Should we restrict AI tool access for junior engineers during their first 12-18 months?

I know how that sounds—like I’m being a gatekeeper, like “back in my day we walked uphill both ways.” But hear me out:

Learning to code is fundamentally about building mental models. You need to struggle with syntax, fight with debugging, understand error messages deeply. That friction is where learning happens.

If AI shortcuts all that friction, juniors never build the foundation they need to grow into mid-level and senior engineers.
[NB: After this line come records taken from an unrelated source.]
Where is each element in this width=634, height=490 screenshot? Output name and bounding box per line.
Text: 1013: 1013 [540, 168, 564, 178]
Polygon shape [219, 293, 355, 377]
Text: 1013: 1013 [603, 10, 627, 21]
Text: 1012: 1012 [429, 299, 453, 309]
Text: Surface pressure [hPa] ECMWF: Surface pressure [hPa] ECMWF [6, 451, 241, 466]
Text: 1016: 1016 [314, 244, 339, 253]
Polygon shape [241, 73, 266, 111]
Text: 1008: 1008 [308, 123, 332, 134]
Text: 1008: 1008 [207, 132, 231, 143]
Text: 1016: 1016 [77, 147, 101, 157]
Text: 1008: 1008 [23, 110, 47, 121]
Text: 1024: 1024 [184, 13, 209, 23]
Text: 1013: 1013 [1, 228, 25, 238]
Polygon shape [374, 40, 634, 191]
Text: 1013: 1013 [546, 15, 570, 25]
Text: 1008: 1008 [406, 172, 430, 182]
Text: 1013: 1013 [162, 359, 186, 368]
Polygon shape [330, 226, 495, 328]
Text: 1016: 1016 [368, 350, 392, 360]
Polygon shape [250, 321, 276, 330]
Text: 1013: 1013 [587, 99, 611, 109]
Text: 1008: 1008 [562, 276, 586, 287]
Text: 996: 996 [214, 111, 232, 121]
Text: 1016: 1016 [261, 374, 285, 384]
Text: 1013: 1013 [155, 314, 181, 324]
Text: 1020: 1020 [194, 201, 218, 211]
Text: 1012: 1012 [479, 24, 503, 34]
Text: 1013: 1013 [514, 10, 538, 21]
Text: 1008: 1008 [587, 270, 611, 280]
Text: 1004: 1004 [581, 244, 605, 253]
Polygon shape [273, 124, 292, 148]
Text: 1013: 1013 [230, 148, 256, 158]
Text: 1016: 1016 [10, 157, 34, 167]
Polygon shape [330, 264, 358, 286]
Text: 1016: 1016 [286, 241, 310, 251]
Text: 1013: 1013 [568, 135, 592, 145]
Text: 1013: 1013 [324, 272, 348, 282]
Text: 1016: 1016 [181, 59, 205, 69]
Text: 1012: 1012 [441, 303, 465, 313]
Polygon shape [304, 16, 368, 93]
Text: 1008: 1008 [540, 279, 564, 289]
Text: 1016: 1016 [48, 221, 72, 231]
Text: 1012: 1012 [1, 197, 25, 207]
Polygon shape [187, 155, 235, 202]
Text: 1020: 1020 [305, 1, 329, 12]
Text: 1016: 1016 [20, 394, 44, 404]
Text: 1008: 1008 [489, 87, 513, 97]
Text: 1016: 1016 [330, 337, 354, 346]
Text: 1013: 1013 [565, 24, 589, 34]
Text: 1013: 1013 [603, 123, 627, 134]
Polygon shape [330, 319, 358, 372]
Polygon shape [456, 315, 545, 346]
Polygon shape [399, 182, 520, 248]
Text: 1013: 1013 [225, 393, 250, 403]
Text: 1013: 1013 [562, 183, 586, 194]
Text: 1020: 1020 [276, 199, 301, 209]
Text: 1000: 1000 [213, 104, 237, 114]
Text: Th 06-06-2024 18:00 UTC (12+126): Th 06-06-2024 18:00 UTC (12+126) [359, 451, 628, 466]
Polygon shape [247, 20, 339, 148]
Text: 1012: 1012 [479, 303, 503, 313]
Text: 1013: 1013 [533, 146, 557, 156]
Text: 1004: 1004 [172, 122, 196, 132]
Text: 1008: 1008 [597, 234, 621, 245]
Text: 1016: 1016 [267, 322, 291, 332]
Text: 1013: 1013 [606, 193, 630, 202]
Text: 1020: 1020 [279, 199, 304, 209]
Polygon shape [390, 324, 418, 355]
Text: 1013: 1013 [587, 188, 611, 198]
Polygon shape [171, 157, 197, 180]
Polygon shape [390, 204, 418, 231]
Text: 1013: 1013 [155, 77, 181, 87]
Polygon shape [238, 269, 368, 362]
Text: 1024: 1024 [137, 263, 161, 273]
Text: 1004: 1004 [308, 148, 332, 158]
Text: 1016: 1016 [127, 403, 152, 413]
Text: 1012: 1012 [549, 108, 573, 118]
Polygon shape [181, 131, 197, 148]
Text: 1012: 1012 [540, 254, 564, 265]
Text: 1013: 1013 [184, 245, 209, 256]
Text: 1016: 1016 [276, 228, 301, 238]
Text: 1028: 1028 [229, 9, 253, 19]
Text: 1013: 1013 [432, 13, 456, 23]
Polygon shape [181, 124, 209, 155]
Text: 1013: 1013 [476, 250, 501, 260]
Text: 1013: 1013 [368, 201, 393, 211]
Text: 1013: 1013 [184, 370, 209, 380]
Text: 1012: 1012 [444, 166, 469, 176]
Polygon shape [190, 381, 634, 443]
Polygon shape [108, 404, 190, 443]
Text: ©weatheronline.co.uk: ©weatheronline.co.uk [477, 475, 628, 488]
Luis’s context-dependent approach makes sense to me, but I’d add an experience-level dependency too:

  • Juniors (0-18 months): Prohibited for production code, allowed for learning exercises with guidance
  • Mid-level (18 months - 4 years): Allowed but with mandatory explanation in PRs
  • Senior (4+ years): Full access with judgment about appropriate use

The Productivity Trap

But here’s the business pressure I’m facing: My CFO (same conversation Michelle is having) expects us to deliver the same or more with fewer engineers.

AI tools look like the answer—if one developer can generate 2× more code, we need fewer developers, right?

Except that logic only works if:

  1. Code generation = value delivery (it doesn’t)
  2. AI-generated code has same quality (it doesn’t—1.7× more issues)
  3. We’re not creating long-term capability debt (we are)

I’m stuck between short-term productivity pressure and long-term organizational health. And I don’t have a good answer yet.

What Are Others Doing?

Has anyone implemented AI-specific onboarding policies for junior engineers? Or measured skill development trajectories with/without AI assistance?

Because we’re making massive decisions about tool adoption without understanding the talent development implications. And by the time we figure out we’ve damaged our engineering capability… it might be too late to fix it.